David A. deSilva articulates a Wesleyan Gospel that has currency in Methodist circles and various holiness movements influenced by John and Charles Wesley. For deSilva, the gospel is the story of how God’s grace undoes the penalty and power of sin and concurrently draws us into a life of holiness. The context for the gospel is the conviction that human beings have failed to worship God and need a change of heart to render to God the holy worship due to God as our Creator and Redeemer. Several texts are central in that articulation for deSilva, including John 3:3, Romans 6:1–11, 13:11, and Hebrews 12:14. He sees the gospel calling people to faith, the experience of new birth, a sense of assurance, with the Spirit given as a power toward perfection. Believing the gospel should result in intentional discipleship, a reliance on the Holy Spirit, divesting oneself of sin, and investing in a Christian community.

Julie Ma advocates for a Pentecostal Gospel shaped by her Asian heritage and ministry experience and resourced from the Pentecostal tradition. Ma contends that the gospel is principally concerned with the liberating work of the Holy Spirit. The gospel meets our need to escape marginalization and to receive blessings. Human beings are alienated from God and need to return to the abundant, precious blessings that God designed us to enjoy. What stands in the way is not only our sin but the sinful institutions and structures around us. Biblical texts that strike Ma as important include Luke 4:18–19, Acts 1:8, 2:1–12, and 1 Corinthians 12:7–9. The benefits that the gospel confers are empowerment for our own participation in the mission of God in our world. The result of our gospel-experience should be, argues Ma, a holistic spirituality where we seek to care for each other in body, mind, and spirit.

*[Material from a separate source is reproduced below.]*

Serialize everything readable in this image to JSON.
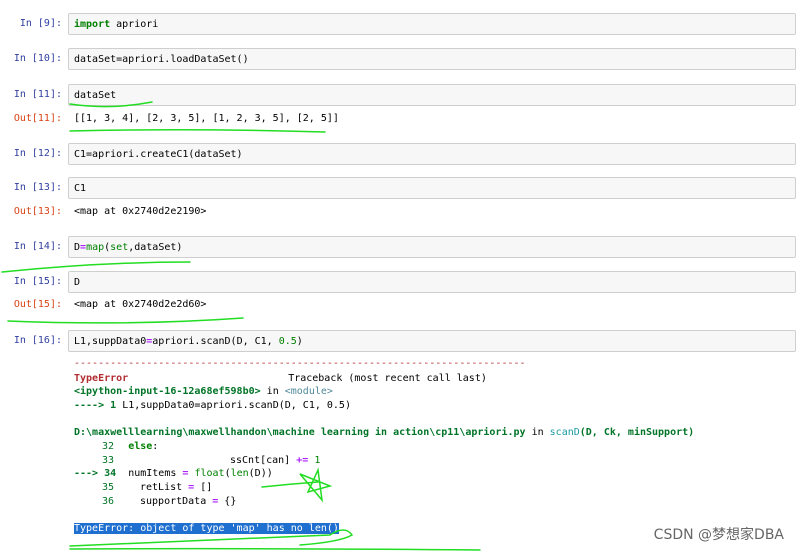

Shively T. J. Smith presents a Liberation Gospel in the tradition of African-American experience and religious testimony. For Smith, the fact that Jesus died a slave’s death means that the gospel is concerned with liberation, both spiritual and social, to set people free from the forces of death and exploitation. The context for the gospel is the human experience of depravation caused by our own sinning and deprivation caused by the sinful behavior of others. Manifold texts speak about the human experience of illness, poverty, ethnic and racial discrimination, gender bias, social-class stratification, dispossession, disinheritance, and marginalization. Thus, for Smith, biblical texts that she finds important are stories like the good Samaritan from Luke 10:25–37 and others that speak about and emphasize human dignity and accompaniment as a necessity for resolving human misery, exploitation, and struggle. The gospel, then, should drive persons toward caring for others and dismantling systems that harm people and even creation itself. Smith believes that when the gospel is practiced, it results in the witness of inclusion, equality, and freedom. An essential benefit of the liberation gospel, in Smith’s mind, is championing our moral responsibility to each other.